As pSS is characterized by inflammation in mucosa-associated tissues, in chapter 6 innate-like mucosal-associated invariant T (MAIT) cells were studied for their expression of CCR9, CXCR5, IL-18Rα and IL-7R in pSS. Both CD161+ and IL-18Rα+ MAIT cell numbers were decreased in pSS patients as compared to HC. pSS patients showed a significantly increased CD4/CD8 MAIT cell ratio, due to elevated CD4 MAIT cell frequencies compared to controls. The number of CCR9+ and CXCR5+ MAIT cells was significantly higher in pSS patients. Furthermore, expression of IL-7R, IFN-γ, and IL-21 was higher in MAIT cells as compared to non-MAIT cells. IL-7R expression on CD8 CD161+ MAIT cells correlated to lymphocytic focus scores, percentage of IgA-expressing plasma cells in salivary gland tissue, and serum IgG levels. Production of IL-21 by MAIT cells was significantly inhibited by LEF/HCQ exposure. Given the enriched CCR9/CXCR5 expression of MAIT cells, this suggests that overexpressed CCL25 and CXCL13 in the inflamed salivary glands of pSS patients could facilitate increased migration of these cells. Given the pivotal role of IL-7 and IL-21 in inflammation in pSS this also indicates a potential role for MAIT cells in driving pSS immunopathology.
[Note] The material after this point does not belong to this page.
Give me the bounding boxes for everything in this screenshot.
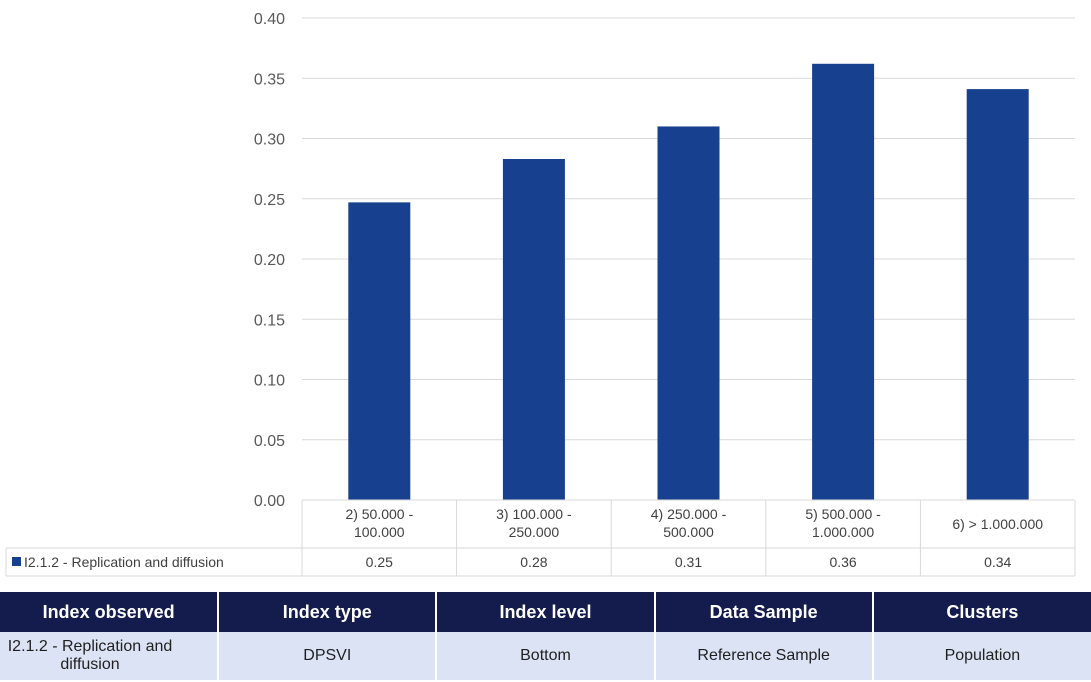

Although many new technologies require limited amounts of biological material to study disease, most still do require invasive procedures to obtain the material. Therefore, the development of new minimal invasive technologies might be of interest to patients, physicians and researchers. In chapter 7 a new minimal invasive method of high throughput metabolomics technology of sebum, the product of exocrine sebaceous glands, was investigated. Sebum was easily collected from the forehead of individuals using sebutapes, and the extracted sebum was analyzed. Using untargeted mass spectrometry several thousands of metabolite ions were found in all samples. Modest differences were observed between the sebum metabolome of pSS patients as compared to controls. However, correlation analyses of metabolic changes and disease activity markers identified a few metabolite ions with a good correlation with disease activity. Sebum metabolome analysis of SSc patients showed a more outspoken difference compared to controls, with several identified metabolites involved in neurotransmission. When analyzing differentially expressed metabolite ions of pSS and SSc patients (relative to controls) strong correlations between the metabolites were observed. Altogether, this pilot study demonstrated that sebum metabolomics might be a novel strategy to identify biomarkers in pSS and other (systemic) autoimmune diseases.